Country Park visitor centre opens, sort of (story updated)

TEN DAYS after the official opening of the new visitor centre at Gedling Country Park, landscaping and building work remains unfinished and there is no sign of the promised local heritage displays.

Temporary fencing and bare earth still surround the visitor centre

The £1.5 million centre has been under construction since October 2016, and opened its doors on 12 June 2017.

When plans were put forward by Gedling Borough Council in July 2016, the centre was expected to cost £1.2 million and would “incorporate the park’s mining history alongside a modern cafe and outdoor seating area”.

The Cafe 1899 takes its name from the opening date of Gedling Colliery, the site of which is now Gedling Country Park.

The nearby children’s playground also makes reference to the coal mine, with a clever interpretation of pit head gear incorporated into the slide tower.

The design of the visitor centre building is intended to reflect the look of lumps of coal, according to Allan Joyce Architects.

On two visits to the park this week, found some of the visitor centre roller shutters closed even though the cafe was open, much of the outside area was bare earth, and temporary security fencing was still in place around the building.

Well equipped Cafe 1899, which has already received a 5-star hygiene rating, but failing to display any prices

No prices were displayed in the cafe or on the ice cream cabinet, despite this being a legal requirement. Cafe staff said this was because the centre had only been open a short time (it is now ten days).

We have asked Gedling Borough Council the following questions:

The official opening was ten days ago, yet the landscaping and building work is not finished. The contractors appear to have moved off site. When will the work be finished?

There is no sign of the heritage or history displays that were part of the original plan. What has happened to these?

When is the additional car park going to be surfaced?

The original plan in July 2016 gave a cost for the visitor centre of £1.2 million, but by the opening 11 months later this was £1.5 million. What has caused this 25% increase?

No meaningful response or even acknowledgement has been received as yet. If and when this happens, our story will be updated.

This is what the architect thinks lumps of coal look like. It’s also what £1.5 million of Gedling Borough Council money looks like, and questions remain over the 25% overspend

UPDATE:(28 June)

Gedling Borough Council has sent us the following response to our questions:

The cafe is now officially open and the building work has finished. There may still be some adjustment works required within the building, but the build as such is complete.

The landscaping around the building is not yet complete, the contractors will be completing this over the next few weeks because of current workloads they are not on site every day.

We’re preparing a HLF bid to interpret the heritage and history of the borough, and this will be integral to the country park moving forward in whatever form.

A separate building for this was scoped in the original plans, but it was always a ‘future aspiration’ only as no funding was identified for this element.

The car park is surfaced with Breedon conglomerate gravel as per planning regulations and the extension design specs.

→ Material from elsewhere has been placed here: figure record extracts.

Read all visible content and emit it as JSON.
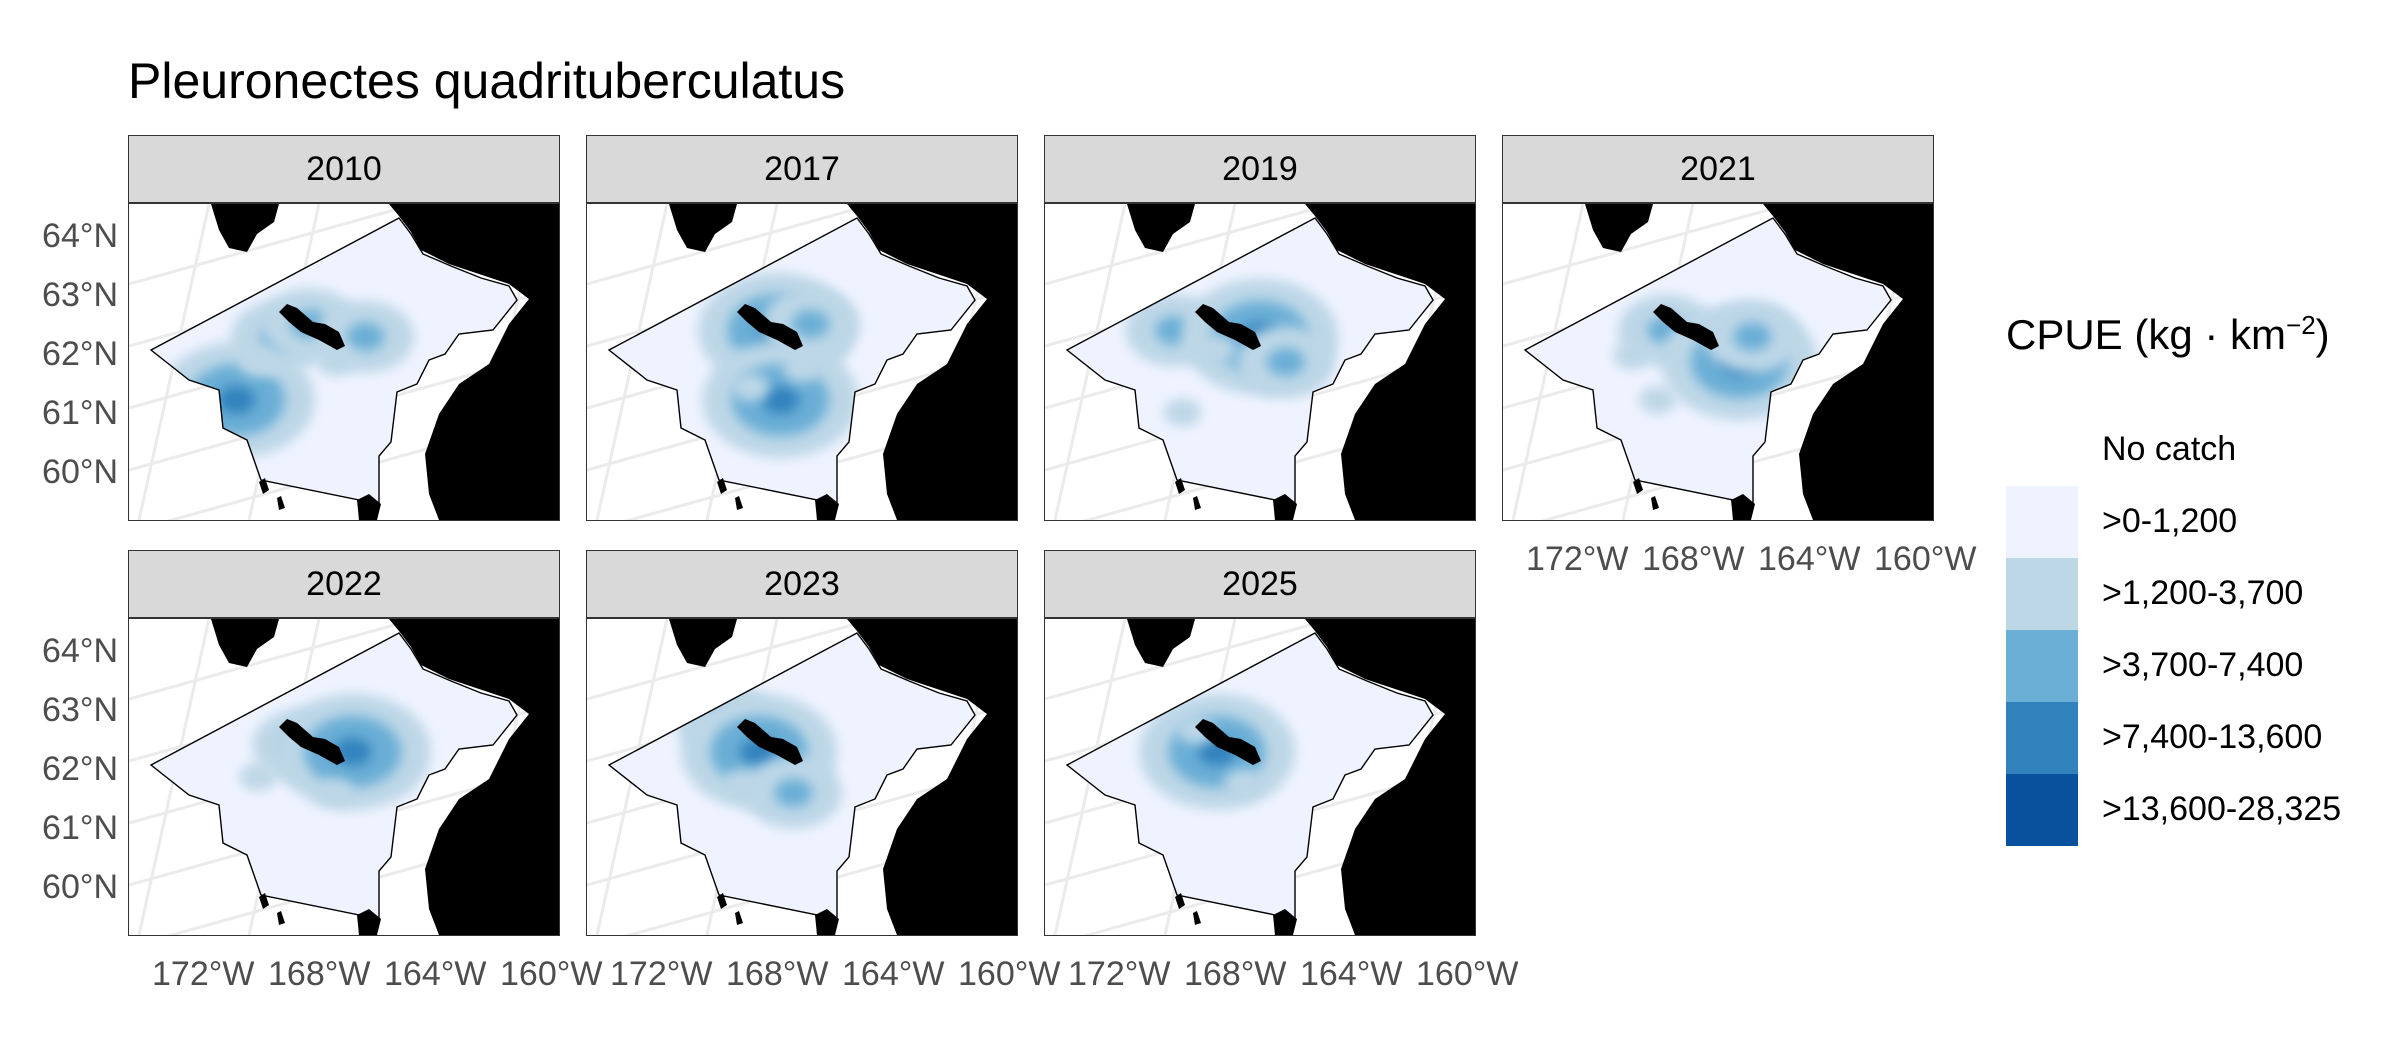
{
  "title": "Pleuronectes quadrituberculatus",
  "facets": [
    {
      "label": "2010",
      "hotspots": [
        [
          0.25,
          0.62,
          4
        ],
        [
          0.35,
          0.42,
          3
        ],
        [
          0.42,
          0.38,
          3
        ],
        [
          0.55,
          0.42,
          3
        ],
        [
          0.3,
          0.5,
          2
        ],
        [
          0.48,
          0.5,
          2
        ]
      ]
    },
    {
      "label": "2017",
      "hotspots": [
        [
          0.44,
          0.4,
          4
        ],
        [
          0.45,
          0.62,
          4
        ],
        [
          0.52,
          0.38,
          3
        ],
        [
          0.5,
          0.52,
          2
        ],
        [
          0.38,
          0.58,
          2
        ],
        [
          0.6,
          0.3,
          1
        ]
      ]
    },
    {
      "label": "2019",
      "hotspots": [
        [
          0.3,
          0.4,
          3
        ],
        [
          0.5,
          0.42,
          4
        ],
        [
          0.56,
          0.5,
          3
        ],
        [
          0.4,
          0.46,
          2
        ],
        [
          0.32,
          0.66,
          2
        ],
        [
          0.58,
          0.25,
          1
        ]
      ]
    },
    {
      "label": "2021",
      "hotspots": [
        [
          0.38,
          0.4,
          3
        ],
        [
          0.55,
          0.5,
          4
        ],
        [
          0.58,
          0.42,
          3
        ],
        [
          0.36,
          0.62,
          2
        ],
        [
          0.3,
          0.48,
          2
        ],
        [
          0.52,
          0.28,
          1
        ]
      ]
    },
    {
      "label": "2022",
      "hotspots": [
        [
          0.4,
          0.4,
          3
        ],
        [
          0.52,
          0.42,
          4
        ],
        [
          0.48,
          0.55,
          2
        ],
        [
          0.3,
          0.5,
          2
        ],
        [
          0.34,
          0.7,
          1
        ]
      ]
    },
    {
      "label": "2023",
      "hotspots": [
        [
          0.32,
          0.32,
          3
        ],
        [
          0.4,
          0.42,
          4
        ],
        [
          0.48,
          0.55,
          3
        ],
        [
          0.36,
          0.52,
          2
        ],
        [
          0.5,
          0.7,
          1
        ]
      ]
    },
    {
      "label": "2025",
      "hotspots": [
        [
          0.4,
          0.42,
          4
        ],
        [
          0.35,
          0.35,
          2
        ],
        [
          0.46,
          0.52,
          2
        ],
        [
          0.3,
          0.6,
          1
        ],
        [
          0.4,
          0.7,
          1
        ]
      ]
    }
  ],
  "y_axis_labels": [
    "64°N",
    "63°N",
    "62°N",
    "61°N",
    "60°N"
  ],
  "x_axis_labels": [
    "172°W",
    "168°W",
    "164°W",
    "160°W"
  ],
  "legend": {
    "title": "CPUE (kg · km",
    "title_sup": "−2",
    "title_close": ")",
    "items": [
      {
        "label": "No catch",
        "color": "#ffffff"
      },
      {
        "label": ">0-1,200",
        "color": "#eff3ff"
      },
      {
        "label": ">1,200-3,700",
        "color": "#bdd7e7"
      },
      {
        "label": ">3,700-7,400",
        "color": "#6baed6"
      },
      {
        "label": ">7,400-13,600",
        "color": "#3182bd"
      },
      {
        "label": ">13,600-28,325",
        "color": "#08519c"
      }
    ]
  },
  "colors": {
    "land": "#000000",
    "survey_area": "#eff3ff",
    "graticule": "#ebebeb",
    "strip": "#d9d9d9"
  }
}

The increase in cost was mainly due to land contamination discovered when putting in the foundations. This led to the increase costs, because of the need for its removal.

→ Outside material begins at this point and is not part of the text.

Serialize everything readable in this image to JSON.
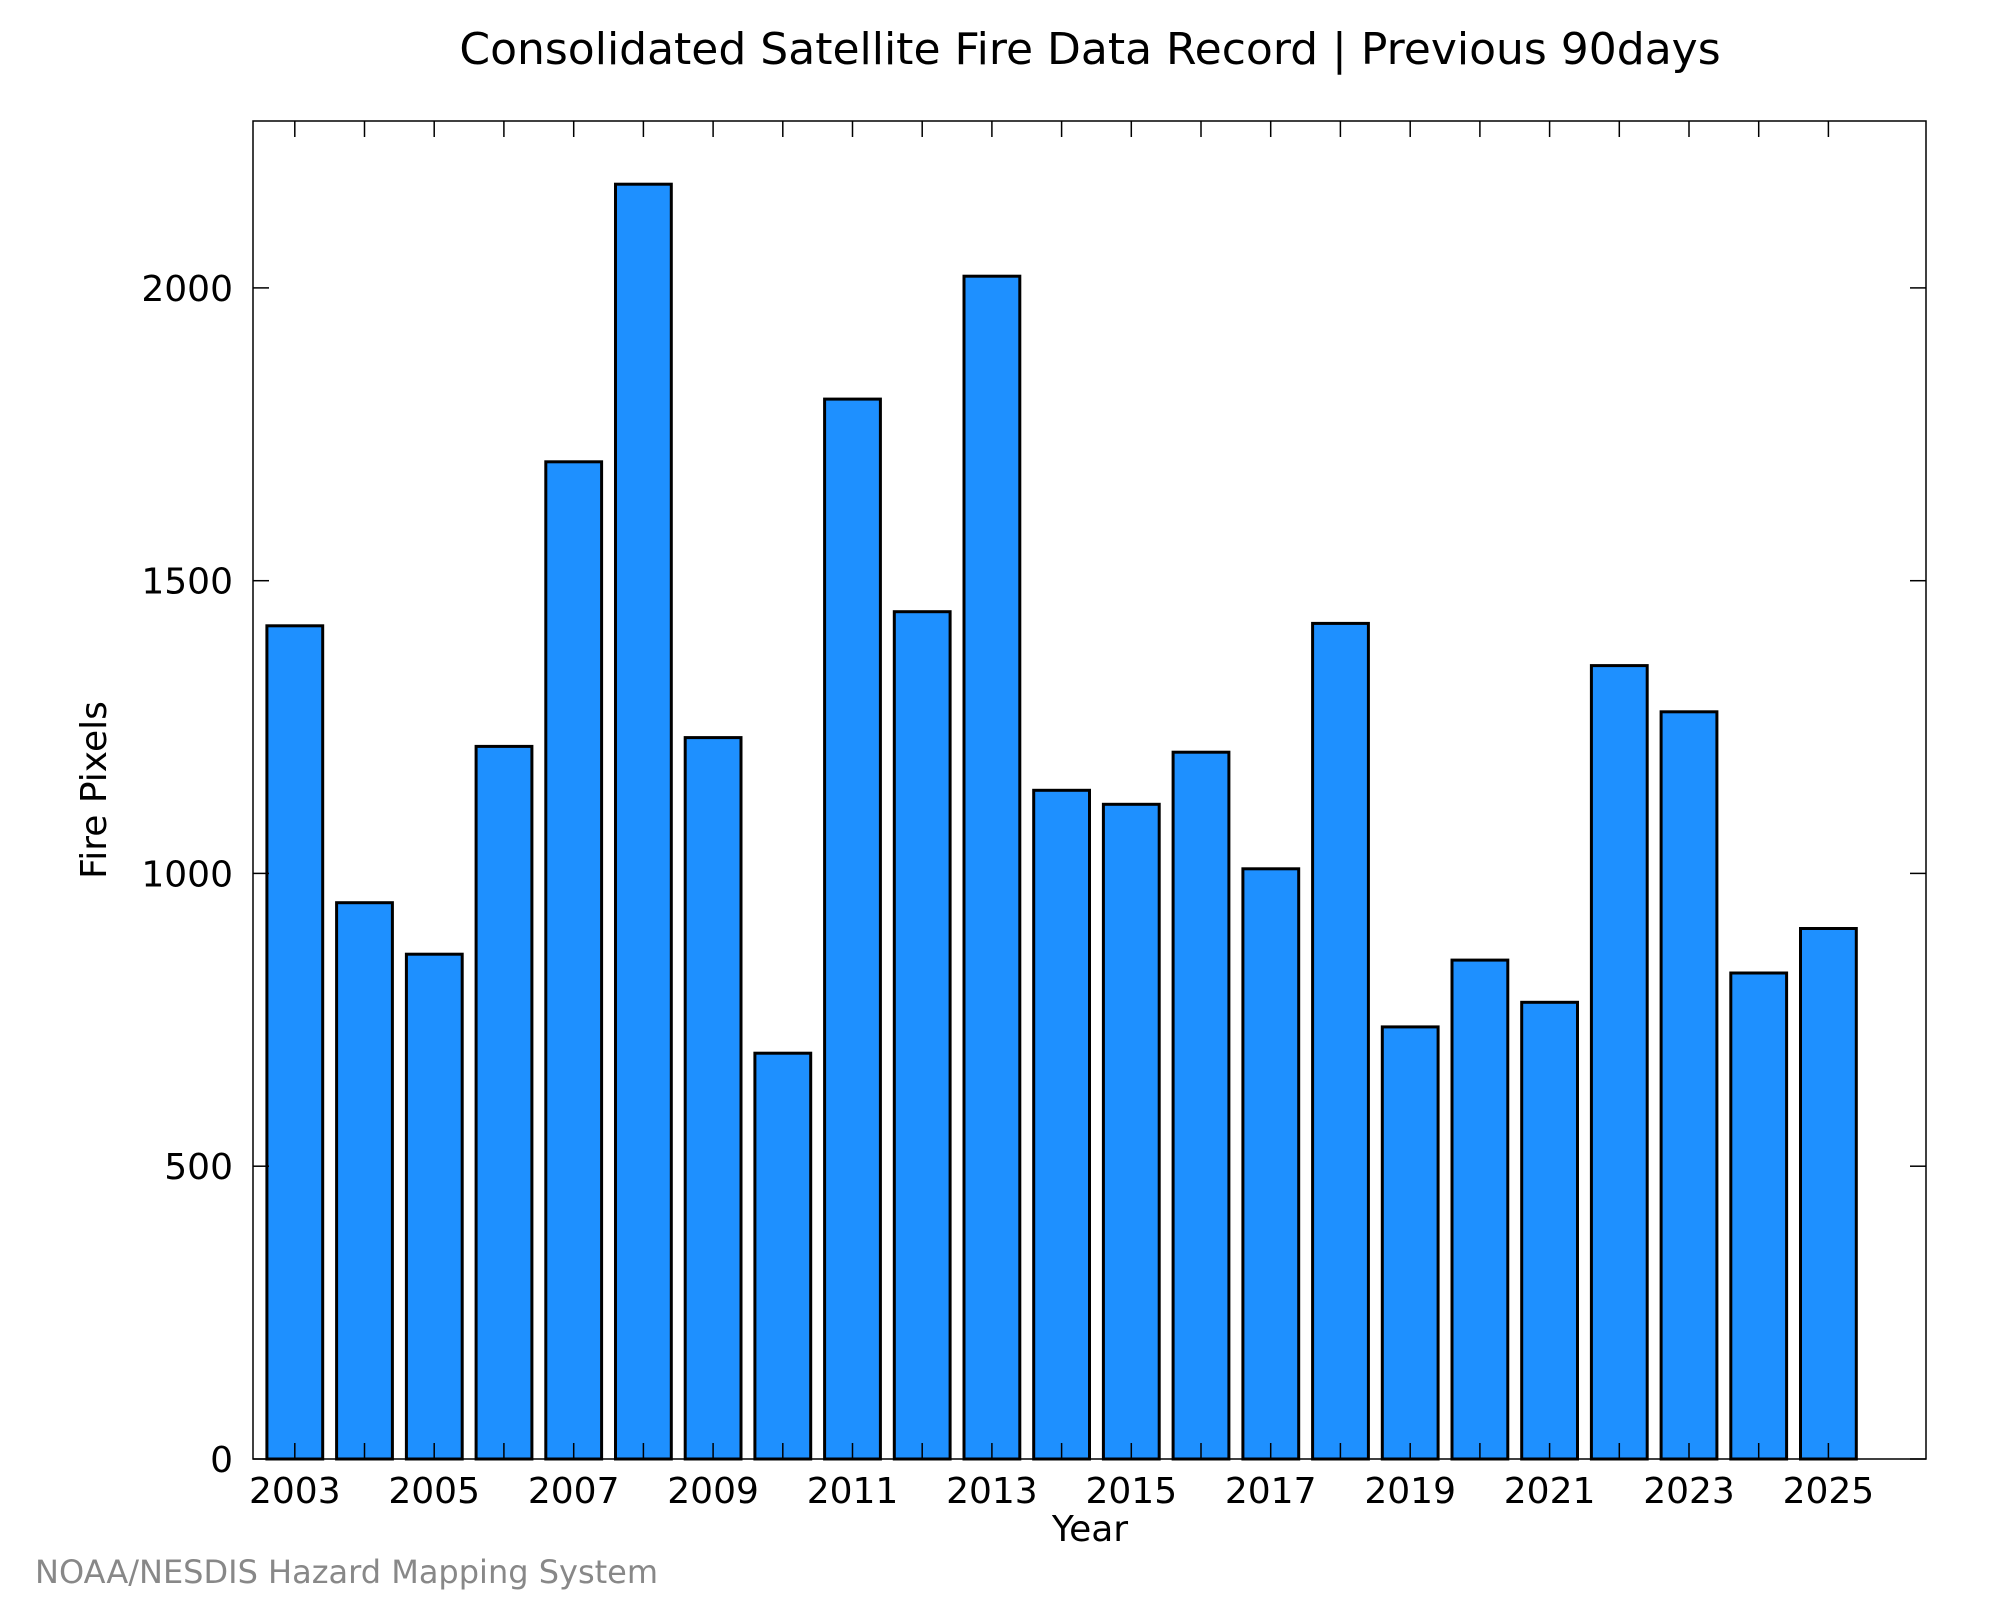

Comment: This does not seem an entirely satisfactory response. The visitor centre is late, incomplete, and over budget, apparently because the site was discovered to be contaminated. It’s an ex-industrial spoil heap, so this should not be a surprise.

What the taxpayers of Gedling have, so far, is a £1.5million cafe with no landscaping and which is still partially shuttered, paid for with their money, and with no sign of the contractors returning to finish the job.

However we are happy to report that the cafe now complies with the law regarding the display of prices, so that is some progress at least.